The main board on the bottom carries the power supply, converting 100-220V AC to lower DC voltages and the second board, soldered at a right angle carries the ESP8266 chip. Neither have broken out, labelled test points for easy reprogramming (except GPIO0 and GPIO2 pins), so I had to take the ESP board out and performed a few quick continuity tests.
 |
 |
|---|---|
These showed me which pins on the package correspond to which pins on the right angle connection. VCC, GND, TX and RX are all broken out to that connector and GPIO0 is broken out as a test pad on the back of the board. With this knowledge, we can put the daughterboard back in and solder directly to that right-angle connector and the test pad on the back.
 |
 |
|---|---|
Afterwards, just put the top board with the LEDs back on and close the top.

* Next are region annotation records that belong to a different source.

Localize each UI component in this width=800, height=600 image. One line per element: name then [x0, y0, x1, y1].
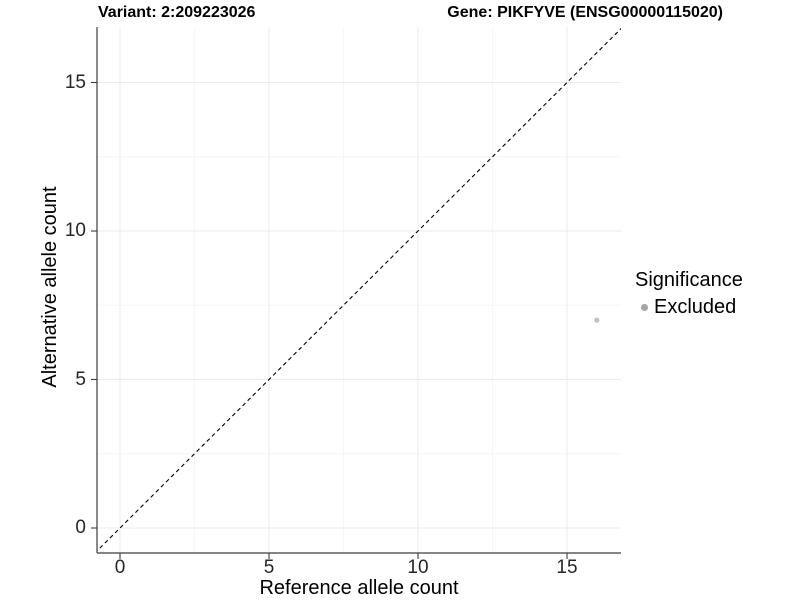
legend-key-dot-icon: [641, 303, 648, 311]
x-tick-label: 10: [407, 557, 429, 578]
y-tick-label: 0: [75, 517, 86, 538]
y-tick-label: 5: [75, 368, 86, 390]
legend-item-excluded: Excluded: [635, 295, 795, 319]
gene-title: Gene: PIKFYVE (ENSG00000115020): [447, 4, 723, 21]
x-axis-title: Reference allele count: [259, 577, 459, 599]
x-tick-label: 0: [114, 557, 126, 578]
x-tick-label: 5: [263, 557, 275, 578]
y-axis-title: Alternative allele count: [39, 186, 61, 388]
identity-reference-line: [97, 27, 621, 552]
plot-title: Variant: 2:209223026 Gene: PIKFYVE (ENSG…: [98, 3, 723, 23]
y-tick-label: 10: [64, 220, 86, 241]
variant-title: Variant: 2:209223026: [98, 4, 256, 21]
legend: Significance Excluded: [635, 270, 795, 319]
y-tick-label: 15: [64, 71, 86, 93]
x-tick-label: 15: [556, 557, 578, 578]
legend-item-label: Excluded: [654, 296, 737, 318]
legend-title: Significance: [635, 269, 743, 291]
data-point: [594, 317, 600, 323]
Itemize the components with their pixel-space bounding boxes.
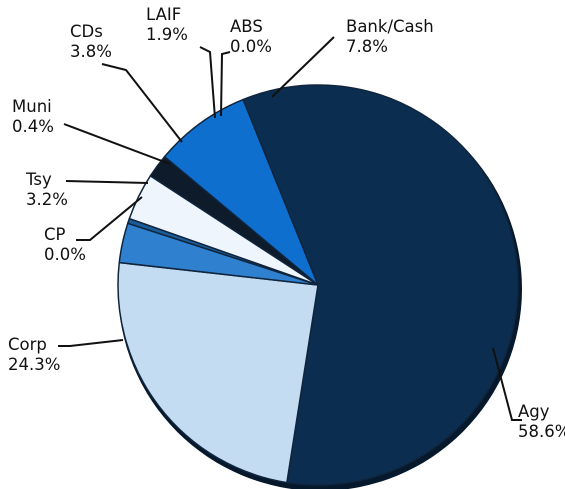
leader-line-bank-cash bbox=[271, 36, 335, 98]
leader-line-agy bbox=[492, 347, 522, 421]
pie-slice-bank-cash bbox=[163, 98, 319, 286]
pie-slice-corp bbox=[117, 261, 319, 484]
slice-value-tsy: 3.2% bbox=[26, 190, 68, 209]
leader-line-corp bbox=[58, 339, 124, 347]
leader-line-cp bbox=[76, 196, 143, 241]
slice-name-agy: Agy bbox=[518, 402, 550, 421]
slice-value-corp: 24.3% bbox=[8, 355, 60, 374]
slice-value-cp: 0.0% bbox=[44, 245, 86, 264]
slice-label-laif: LAIF 1.9% bbox=[146, 5, 188, 44]
pie-slice-agy bbox=[242, 84, 519, 486]
slice-label-tsy: Tsy 3.2% bbox=[25, 170, 68, 209]
slice-name-abs: ABS bbox=[230, 17, 263, 36]
slice-value-bank-cash: 7.8% bbox=[346, 37, 388, 56]
slice-name-bank-cash: Bank/Cash bbox=[346, 17, 434, 36]
slice-name-laif: LAIF bbox=[146, 5, 181, 24]
slice-value-laif: 1.9% bbox=[146, 25, 188, 44]
slice-label-muni: Muni 0.4% bbox=[12, 97, 54, 136]
slice-name-corp: Corp bbox=[8, 335, 47, 354]
leader-line-cds bbox=[101, 63, 183, 143]
slice-value-cds: 3.8% bbox=[70, 42, 112, 61]
slice-value-agy: 58.6% bbox=[518, 422, 565, 441]
slice-label-cds: CDs 3.8% bbox=[70, 22, 112, 61]
slice-name-cp: CP bbox=[44, 225, 66, 244]
slice-label-bank-cash: Bank/Cash 7.8% bbox=[346, 17, 434, 56]
slice-value-muni: 0.4% bbox=[12, 117, 54, 136]
slice-name-cds: CDs bbox=[70, 22, 103, 41]
leader-line-tsy bbox=[65, 180, 149, 184]
leader-line-abs bbox=[220, 51, 231, 117]
slice-name-tsy: Tsy bbox=[25, 170, 52, 189]
slice-label-cp: CP 0.0% bbox=[44, 225, 86, 264]
slice-label-abs: ABS 0.0% bbox=[230, 17, 272, 56]
slice-name-muni: Muni bbox=[12, 97, 52, 116]
leader-line-laif bbox=[199, 46, 216, 119]
slice-label-corp: Corp 24.3% bbox=[8, 335, 60, 374]
leader-line-muni bbox=[63, 123, 171, 165]
slice-value-abs: 0.0% bbox=[230, 37, 272, 56]
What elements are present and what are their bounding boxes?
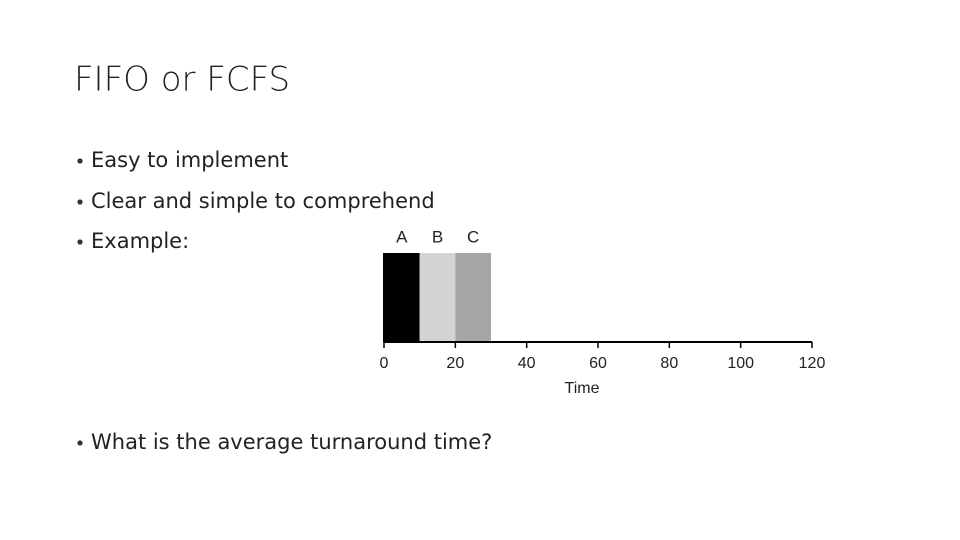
bullet-text: Easy to implement xyxy=(91,148,288,172)
segment-label: B xyxy=(432,227,443,246)
bullet-list: Easy to implement Clear and simple to com… xyxy=(77,148,492,454)
x-tick-label: 20 xyxy=(446,355,464,372)
slide-title: FIFO or FCFS xyxy=(74,60,290,100)
bullet-text: What is the average turnaround time? xyxy=(91,430,492,454)
bullet-dot xyxy=(77,158,83,164)
bullet-text: Clear and simple to comprehend xyxy=(91,189,435,213)
x-axis-label: Time xyxy=(565,380,600,397)
segment-label: A xyxy=(396,227,408,246)
bullet-dot xyxy=(77,199,83,205)
x-tick-label: 0 xyxy=(380,355,389,372)
bar-segment xyxy=(384,253,420,342)
x-tick-label: 120 xyxy=(799,355,826,372)
x-tick-label: 60 xyxy=(589,355,607,372)
bullet-dot xyxy=(77,239,83,245)
x-tick-label: 100 xyxy=(727,355,754,372)
bar-segment xyxy=(419,253,456,342)
bullet-dot xyxy=(77,440,83,446)
bar-segment xyxy=(455,253,491,342)
chart: 0 20 40 60 80 100 120 Time A B C xyxy=(380,227,826,397)
segment-label: C xyxy=(467,227,479,246)
bullet-text: Example: xyxy=(91,229,189,253)
x-tick-label: 40 xyxy=(518,355,536,372)
x-tick-label: 80 xyxy=(660,355,678,372)
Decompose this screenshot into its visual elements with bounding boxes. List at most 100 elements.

It’s important to note that in case you replicate this with the same bulb, you’ll save a lot of time and hassle since you won’t have to desolder the daughterboard which was quite the pain.
Software
I installed mosquitto onto a local Raspberry Pi as my MQTT broker. Most importantly for me, this is also open source and widely used. Then, I connected to the bulb’s IP and configured it to use the Pi’s IP address as its MQTT broker. This means the bulb subscribes to the mosquitto server on specific topics that the Pi can send command to and control the bulb. There is both a device-specific topic and a group topic, so you can control multiple devices (e.g. a room or a big lamp with multiple bulbs) at once using groups.
Additionally to the MQTT broker, I also got homebridge. Directly from their GitHub page: Homebridge is a lightweight NodeJS server you can run on your home network that emulates the iOS HomeKit API. Of course, this component of my IoT system is also open source. This means I now have a fully open source IoT stack, from the low-level firmware directly on the device itself up to the servers that allow me to control the stuff inside my home network. I can now also control the bulb (and any subsequent devices that I might buy) from iOS via the control centre, the Home App and Siri, as long as I have a connection to my Raspberry Pi.
Conclusions
-
This was a fun 1-day project for me and I really enjoyed it: Good, open source software that was easy to install and gave no issues. A little bit of easy hardware reverse engineering. Soldering! A working device at the end of the day :)
-
I’m still not convinced why I’d want any other ‘smart’ devices (let’s be honest, most are still super dumb, they basically just turn on and off like they always did), but LED bulbs and light strips might be an exception since you can do colours and effects which is normally not possible.
-
The dimming functionality was probably my favourite feature, it’s very nice to be able to dim your lights in the evening or morning, but I do realise it’s also possible with regular light bulbs.
-
Depending on how much you care about security and how many devices you plan to install (let’s not forget that most home networks only allow up to 255 addresses), it makes sense to use a separate router as your ‘IoT hub’, connect all devices and your Pi to that instead of directly to your home network and then block all internet traffic to and from that router (like I did).